A Ride (Way The Hell Out) In The Country

The town I live in lies approximately 23 miles northwest of Chicago's Loop. Back in the late 50's, it represented the far western edge of suburbia and was tauted as "Chicago's Smartest New Suburb." Gradually over the years, the town itself sprawled in a western direction and other suburbs built west of it, shaving the land as the sprawl continued, eating up Mother Nature, leaving a boring patch of little boxes on the hillside, made of ticky tack, sitting row by row on treeless, manicured lawns.

When I moved back here as an adult in 1977, there were still a few farms left, and you could still get a fresh ear of corn without having to leave town. Today, I have to drive 20 miles to the west to see a cornfield and even those are just a patch here and there, surrounded by giant houses on the hillsides made of ticky tack. I have to drive another 10 miles west of there to get to a real, old fashioned, farm stand that actually sits on the property of the farmer that grows the corn.

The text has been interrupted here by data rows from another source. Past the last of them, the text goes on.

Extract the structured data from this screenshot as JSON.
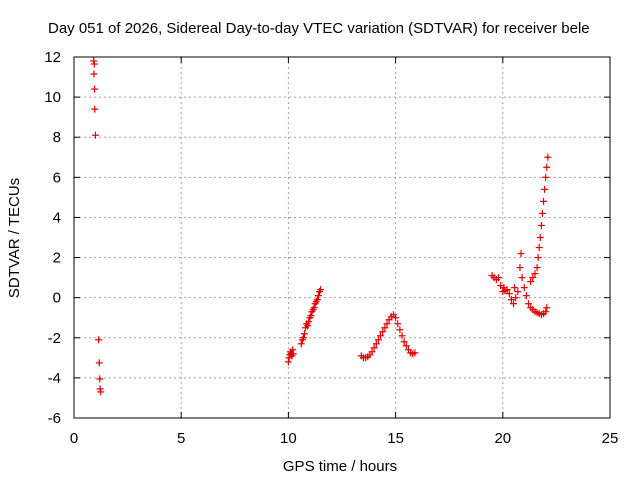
{
  "chart_data": {
    "type": "scatter",
    "title": "Day 051 of 2026, Sidereal Day-to-day VTEC variation (SDTVAR) for receiver bele",
    "xlabel": "GPS time / hours",
    "ylabel": "SDTVAR / TECUs",
    "xlim": [
      0,
      25
    ],
    "ylim": [
      -6,
      12
    ],
    "xticks": [
      0,
      5,
      10,
      15,
      20,
      25
    ],
    "yticks": [
      -6,
      -4,
      -2,
      0,
      2,
      4,
      6,
      8,
      10,
      12
    ],
    "grid": true,
    "marker": "+",
    "color": "#e00000",
    "series": [
      {
        "name": "SDTVAR",
        "points": [
          [
            0.92,
            11.8
          ],
          [
            0.95,
            11.65
          ],
          [
            0.93,
            11.15
          ],
          [
            0.96,
            10.4
          ],
          [
            0.97,
            9.4
          ],
          [
            1.0,
            8.1
          ],
          [
            1.15,
            -2.1
          ],
          [
            1.18,
            -3.25
          ],
          [
            1.2,
            -4.05
          ],
          [
            1.22,
            -4.55
          ],
          [
            1.25,
            -4.7
          ],
          [
            10.0,
            -3.2
          ],
          [
            10.03,
            -3.0
          ],
          [
            10.06,
            -2.85
          ],
          [
            10.1,
            -2.7
          ],
          [
            10.13,
            -2.8
          ],
          [
            10.17,
            -2.9
          ],
          [
            10.2,
            -2.6
          ],
          [
            10.23,
            -2.8
          ],
          [
            10.6,
            -2.3
          ],
          [
            10.65,
            -2.1
          ],
          [
            10.7,
            -2.0
          ],
          [
            10.75,
            -1.8
          ],
          [
            10.8,
            -1.5
          ],
          [
            10.85,
            -1.3
          ],
          [
            10.9,
            -1.4
          ],
          [
            10.95,
            -1.2
          ],
          [
            11.0,
            -1.0
          ],
          [
            11.05,
            -0.9
          ],
          [
            11.1,
            -0.7
          ],
          [
            11.15,
            -0.6
          ],
          [
            11.2,
            -0.5
          ],
          [
            11.25,
            -0.3
          ],
          [
            11.3,
            -0.2
          ],
          [
            11.35,
            -0.1
          ],
          [
            11.4,
            0.1
          ],
          [
            11.45,
            0.3
          ],
          [
            11.5,
            0.4
          ],
          [
            13.4,
            -2.9
          ],
          [
            13.5,
            -3.0
          ],
          [
            13.6,
            -3.0
          ],
          [
            13.7,
            -2.95
          ],
          [
            13.8,
            -2.85
          ],
          [
            13.9,
            -2.7
          ],
          [
            14.0,
            -2.5
          ],
          [
            14.1,
            -2.3
          ],
          [
            14.2,
            -2.1
          ],
          [
            14.3,
            -1.9
          ],
          [
            14.4,
            -1.7
          ],
          [
            14.5,
            -1.5
          ],
          [
            14.6,
            -1.3
          ],
          [
            14.7,
            -1.1
          ],
          [
            14.8,
            -0.95
          ],
          [
            14.9,
            -0.85
          ],
          [
            15.0,
            -1.0
          ],
          [
            15.1,
            -1.3
          ],
          [
            15.2,
            -1.6
          ],
          [
            15.3,
            -1.9
          ],
          [
            15.4,
            -2.2
          ],
          [
            15.5,
            -2.4
          ],
          [
            15.6,
            -2.6
          ],
          [
            15.7,
            -2.75
          ],
          [
            15.8,
            -2.8
          ],
          [
            15.9,
            -2.75
          ],
          [
            19.5,
            1.1
          ],
          [
            19.6,
            1.0
          ],
          [
            19.7,
            0.9
          ],
          [
            19.8,
            1.0
          ],
          [
            19.9,
            0.6
          ],
          [
            20.0,
            0.3
          ],
          [
            20.05,
            0.5
          ],
          [
            20.1,
            0.35
          ],
          [
            20.2,
            0.4
          ],
          [
            20.3,
            0.2
          ],
          [
            20.4,
            -0.1
          ],
          [
            20.5,
            -0.3
          ],
          [
            20.55,
            0.5
          ],
          [
            20.6,
            0.0
          ],
          [
            20.7,
            0.3
          ],
          [
            20.8,
            1.5
          ],
          [
            20.85,
            2.2
          ],
          [
            20.9,
            1.0
          ],
          [
            21.0,
            0.5
          ],
          [
            21.1,
            0.1
          ],
          [
            21.2,
            -0.3
          ],
          [
            21.3,
            -0.5
          ],
          [
            21.4,
            -0.6
          ],
          [
            21.5,
            -0.7
          ],
          [
            21.6,
            -0.75
          ],
          [
            21.7,
            -0.8
          ],
          [
            21.8,
            -0.85
          ],
          [
            21.9,
            -0.8
          ],
          [
            22.0,
            -0.7
          ],
          [
            22.05,
            -0.5
          ],
          [
            21.3,
            0.8
          ],
          [
            21.4,
            1.0
          ],
          [
            21.5,
            1.2
          ],
          [
            21.6,
            1.5
          ],
          [
            21.65,
            2.0
          ],
          [
            21.7,
            2.5
          ],
          [
            21.75,
            3.0
          ],
          [
            21.8,
            3.6
          ],
          [
            21.85,
            4.2
          ],
          [
            21.9,
            4.8
          ],
          [
            21.95,
            5.4
          ],
          [
            22.0,
            6.0
          ],
          [
            22.05,
            6.5
          ],
          [
            22.1,
            7.0
          ]
        ]
      }
    ]
  }
}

Today, I decided that it had been much too long since I'd seen vast fields of corn, and I got in my car and hopped on the tollway and drove 20 miles west to start at the nearest cornfield I knew of. There, I got off and took an old fashioned two lane road west, in my search for "The Country".

I had to drive another 20 miles to find true country, with proper working farms and quaint old towns with pretty old houses; the kind with 4th of July bunting hanging on them. It had been 3 years since I had been out this far and then, some of these little towns were no more than a grain elevator and a gas station......Well, not any more. Suburbia, in it's race to clone every square inch of Northern Illinois has spread out this way too. Like a couple of mavrick cancer cells that spread from the main tumor to infect another organ, I found giant housing developments going up in the cornfields, 55 to 60 miles west of Chicago.

What really got me down, was that there was no effort what so ever to try to blend these monstrosoties into the quaint little towns they were destroying. Row upon row upon row of houses all looked the same. The same layout, the same landscaping, even the same color; and the color was (yuck) "putty" color. Yes...every $350,000.00 mini mansion, was an ugly putty color, no matter what town, no matter what builder, no matter what development. Another thing that I found funny was that here in the middle of the wide open spaces, the houses were built about 10 feet apart from each other. It looked like a habitat orchard instead of a neighborhood.

I turned to the north off of the main drag and drove past the town and out into the cornfields. Ah, there were still miles and miles of open road with nothing but cornfields on either side, and nothing but tiny farms surrounded by corn in the distance. I turned from one un-named country road onto another and another and another until I was hopelessly lost in a vast sea of green, green corn.

I drove for miles and couldn't find my way back to anything that even remotely looked like suburbia and after a while I started to panic. "What if the car broke down, what if I get thirsty, what if I have to pee. What if night comes and I am still lost in the corn." My suburban culture was showing through. Raised in an area where you could have anything you wanted within 3 minutes of getting into an automobile, I was uncomfortable with being alone with my thoughts and the beautiful day and the corn.

I smiled to myself as I assured my inner suburbanite that it was only noon and I had plenty of time to find my way home. After all, isn't this what I set out to find, a place so remote that putty colored mini mansions with boringly manicured lawns didn't exist? A place that would hopefully remain untouched by suburban sprawl for at least another 20 years?

A place where wild tiger lilies grow along wild roads?

Yes, this was exactly what I had hoped to find.